There are infinite ways to start a record; bands try all kinds of tricks, from putting in weird noises to hitting you full-on with a wall of sound. The Black Watch, however, opts for the more traditional route, beginning Very Mary Beth with some good old-fashioned guitar and John Andrew Frederick singing, "I don't know, but something triggers, when you cupped your hand to my face and all these shivers just ran."

No fancy computer sounds, no tricks--just straightforward love songs wrapped around warm, crisp guitars and good lyrics. It's like The Black Watch hails from some other time, when all you needed was your heart on your sleeve and an acoustic guitar in your hand to make a record that could be played along to a late-night ice-cream-eating marathon with your best friend. And, in fact, The Black Watch has been around since 1987, which is longer than many current teenagers have been walking this Earth.

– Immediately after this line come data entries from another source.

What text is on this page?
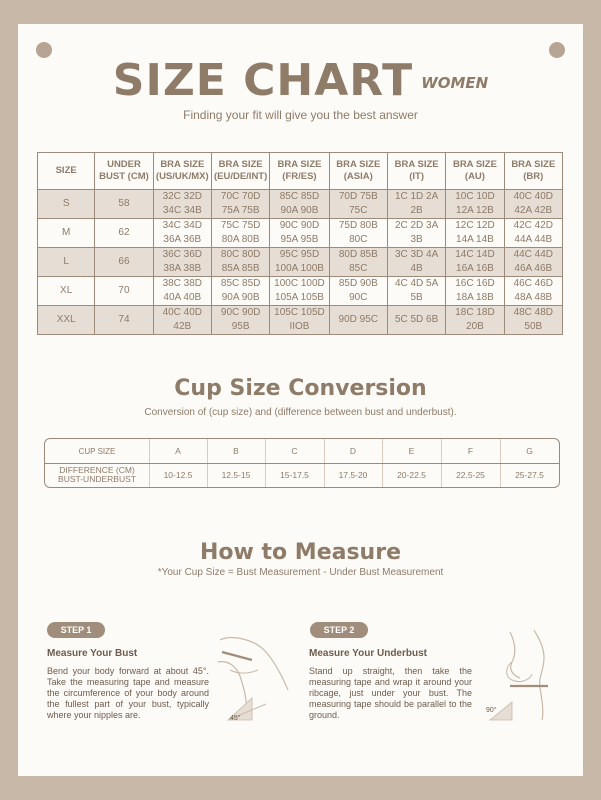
SIZE CHART WOMEN
Finding your fit will give you the best answer
SIZE	UNDER BUST (CM)	BRA SIZE (US/UK/MX)	BRA SIZE (EU/DE/INT)	BRA SIZE (FR/ES)	BRA SIZE (ASIA)	BRA SIZE (IT)	BRA SIZE (AU)	BRA SIZE (BR)
S	58	32C 32D 34C 34B	70C 70D 75A 75B	85C 85D 90A 90B	70D 75B 75C	1C 1D 2A 2B	10C 10D 12A 12B	40C 40D 42A 42B
M	62	34C 34D 36A 36B	75C 75D 80A 80B	90C 90D 95A 95B	75D 80B 80C	2C 2D 3A 3B	12C 12D 14A 14B	42C 42D 44A 44B
L	66	36C 36D 38A 38B	80C 80D 85A 85B	95C 95D 100A 100B	80D 85B 85C	3C 3D 4A 4B	14C 14D 16A 16B	44C 44D 46A 46B
XL	70	38C 38D 40A 40B	85C 85D 90A 90B	100C 100D 105A 105B	85D 90B 90C	4C 4D 5A 5B	16C 16D 18A 18B	46C 46D 48A 48B
XXL	74	40C 40D 42B	90C 90D 95B	105C 105D IIOB	90D 95C	5C 5D 6B	18C 18D 20B	48C 48D 50B
Cup Size Conversion
Conversion of (cup size) and (difference between bust and underbust).
CUP SIZE	A	B	C	D	E	F	G
DIFFERENCE (CM)
BUST-UNDERBUST	10-12.5	12.5-15	15-17.5	17.5-20	20-22.5	22.5-25	25-27.5
How to Measure
*Your Cup Size = Bust Measurement - Under Bust Measurement
STEP 1
Measure Your Bust
Bend your body forward at about 45°. Take the measuring tape and measure the circumference of your body around the fullest part of your bust, typically where your nipples are.	45°
STEP 2
Measure Your Underbust
Stand up straight, then take the measuring tape and wrap it around your ribcage, just under your bust. The measuring tape should be parallel to the ground.	90°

Very Mary Beth, the band's seventh record, is '80s rock/pop fermented in Los Angeles, and the result will get you singing along drunkenly with its sweet, sweet simplicity.

"There's only one letter between 'bitter' and 'better,'" points out Frederick (who holds a doctorate in English Literature, by the way) in "Bitter Getting Better," and if The Black Watch is what happens when you let Teenage Fanclub, American Music Club and My Bloody Valentine age together in a barrel for a few years then, in the words of Frederick, "I wanna dance and shout and stuff." It's way better than bitter.